Today in class, we talked about the concept of effective altruism. In a simple sense, effective altruism calls for the public to realize that major problems such as poverty plague our world today, and we should take action to mitigate/resolve these problems. In his TED talk, world renowned effective altruist Peter Singer makes the claim that we should aim to reduce poverty in the world by donating money to charities he deems as legitimate. Having watched his TED talk, I was convinced that the effective altruism movement was plausible. However, I stumbled upon an interesting article published late last year in which the authors harshly criticize effective altruism and even go as far as to refer to it as “defective altruism.” In this article (link below), the authors point out that effective altruism is not at all effective at what it aims to do. That is, they claim that one should not be motivated to donate to a charity simply because one has been told to do so; rather, they should do so based on facts and should “be informed and see their donation as an investment.” In the authors’ words, “Being an informed donor means using facts to help make a giving decision, and looking beyond the slogans and the emotion triggered by appeals.” The authors believe that donating to a charity because of “emotions triggered by appeals” defeats the purpose of effective altruism, because such an action cannot be considered altruistic (since an altruistic act is one that is done out of selfless concern for others and independent of outside influence). Could they be right in their criticism?

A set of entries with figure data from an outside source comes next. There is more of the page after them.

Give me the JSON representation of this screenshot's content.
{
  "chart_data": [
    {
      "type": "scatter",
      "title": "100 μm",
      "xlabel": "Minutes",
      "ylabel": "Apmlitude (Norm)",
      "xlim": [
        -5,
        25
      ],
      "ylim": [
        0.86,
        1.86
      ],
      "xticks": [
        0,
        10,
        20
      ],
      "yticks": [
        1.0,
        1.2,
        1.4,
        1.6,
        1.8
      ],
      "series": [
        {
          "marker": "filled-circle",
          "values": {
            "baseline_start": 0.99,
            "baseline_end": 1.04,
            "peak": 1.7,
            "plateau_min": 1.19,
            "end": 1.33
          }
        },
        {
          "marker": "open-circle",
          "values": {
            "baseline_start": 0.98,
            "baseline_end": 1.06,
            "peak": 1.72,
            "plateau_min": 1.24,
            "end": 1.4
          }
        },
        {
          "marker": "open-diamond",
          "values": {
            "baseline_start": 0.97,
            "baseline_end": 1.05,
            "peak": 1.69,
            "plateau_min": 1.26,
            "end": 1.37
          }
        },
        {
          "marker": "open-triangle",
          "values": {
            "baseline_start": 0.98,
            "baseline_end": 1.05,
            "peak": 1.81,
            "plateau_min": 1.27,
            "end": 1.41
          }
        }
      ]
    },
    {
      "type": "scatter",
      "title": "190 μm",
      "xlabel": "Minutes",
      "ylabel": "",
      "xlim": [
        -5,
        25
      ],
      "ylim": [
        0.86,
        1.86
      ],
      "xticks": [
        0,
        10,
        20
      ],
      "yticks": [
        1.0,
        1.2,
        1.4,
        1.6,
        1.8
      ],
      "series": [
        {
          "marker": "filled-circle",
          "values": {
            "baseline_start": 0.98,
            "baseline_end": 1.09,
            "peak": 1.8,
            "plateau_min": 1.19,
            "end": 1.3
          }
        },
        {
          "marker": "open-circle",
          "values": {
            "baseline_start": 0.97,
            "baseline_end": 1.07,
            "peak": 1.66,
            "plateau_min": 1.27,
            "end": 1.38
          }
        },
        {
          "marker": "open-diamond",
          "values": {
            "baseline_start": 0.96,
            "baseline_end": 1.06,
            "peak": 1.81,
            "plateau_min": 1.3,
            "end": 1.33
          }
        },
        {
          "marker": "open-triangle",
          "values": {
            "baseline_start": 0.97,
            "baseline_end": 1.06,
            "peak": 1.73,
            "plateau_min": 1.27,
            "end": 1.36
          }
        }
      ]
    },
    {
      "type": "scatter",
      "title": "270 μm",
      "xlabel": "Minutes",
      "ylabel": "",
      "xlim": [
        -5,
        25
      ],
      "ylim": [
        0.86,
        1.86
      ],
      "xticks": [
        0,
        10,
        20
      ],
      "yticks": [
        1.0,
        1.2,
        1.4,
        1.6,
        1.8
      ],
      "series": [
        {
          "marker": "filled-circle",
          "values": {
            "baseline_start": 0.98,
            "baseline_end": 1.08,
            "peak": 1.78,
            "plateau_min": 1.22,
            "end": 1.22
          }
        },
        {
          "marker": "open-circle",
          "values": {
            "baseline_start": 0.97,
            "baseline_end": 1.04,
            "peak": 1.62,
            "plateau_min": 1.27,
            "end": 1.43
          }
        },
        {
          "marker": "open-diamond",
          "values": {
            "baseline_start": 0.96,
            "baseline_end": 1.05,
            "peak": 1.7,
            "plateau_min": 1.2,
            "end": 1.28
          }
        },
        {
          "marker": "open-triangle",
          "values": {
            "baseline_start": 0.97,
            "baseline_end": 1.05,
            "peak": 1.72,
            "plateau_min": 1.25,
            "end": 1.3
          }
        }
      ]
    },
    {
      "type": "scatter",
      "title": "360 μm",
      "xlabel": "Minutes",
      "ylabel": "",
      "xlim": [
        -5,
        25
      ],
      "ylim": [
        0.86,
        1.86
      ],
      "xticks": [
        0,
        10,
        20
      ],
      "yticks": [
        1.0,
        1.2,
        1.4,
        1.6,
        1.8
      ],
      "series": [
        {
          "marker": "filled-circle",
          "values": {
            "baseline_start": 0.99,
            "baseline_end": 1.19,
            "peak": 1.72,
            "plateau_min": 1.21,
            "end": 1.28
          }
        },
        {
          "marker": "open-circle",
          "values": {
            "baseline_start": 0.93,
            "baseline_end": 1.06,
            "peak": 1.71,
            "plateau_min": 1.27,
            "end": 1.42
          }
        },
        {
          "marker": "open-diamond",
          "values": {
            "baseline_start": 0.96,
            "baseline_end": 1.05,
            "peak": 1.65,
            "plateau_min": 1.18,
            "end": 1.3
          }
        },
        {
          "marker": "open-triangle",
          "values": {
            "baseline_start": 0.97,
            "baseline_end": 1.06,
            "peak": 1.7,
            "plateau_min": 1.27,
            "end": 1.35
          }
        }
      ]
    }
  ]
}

Source: http://www.ssireview.org/blog/entry/the_elitist_philanthropy_of_so_called_effective_altruism

5 thoughts on “A (Very) Strongly Worded Criticism of Effective Altruism

  1. I believe that altruism is the selfless desire to help others, and that altruism is most effective when it is based on an informed decision to help what the person knows will have a lasting effect. For example, a family sending money to a foreign country could help the people of that country, or it could simply become lost in the process of donation. The family considers themselves altruists for this deed, but the habitants of the country would disagree. Therefore, their altruism is not necessarily effective. In essence, I agree with your interesting upheaval of the ideas embedded in effective altruism!

  2. They could be right in their criticism because people sometimes donate money to impress others and just for selfish reasons. Although they donate money, it isn’t a completely altruistic act because of their reasons behind donating. For the example Kevin mentioned, I agree that it isn’t effective but wouldn’t it still be altruistic because even though they didn’t receive the money, the family still decided to send the money.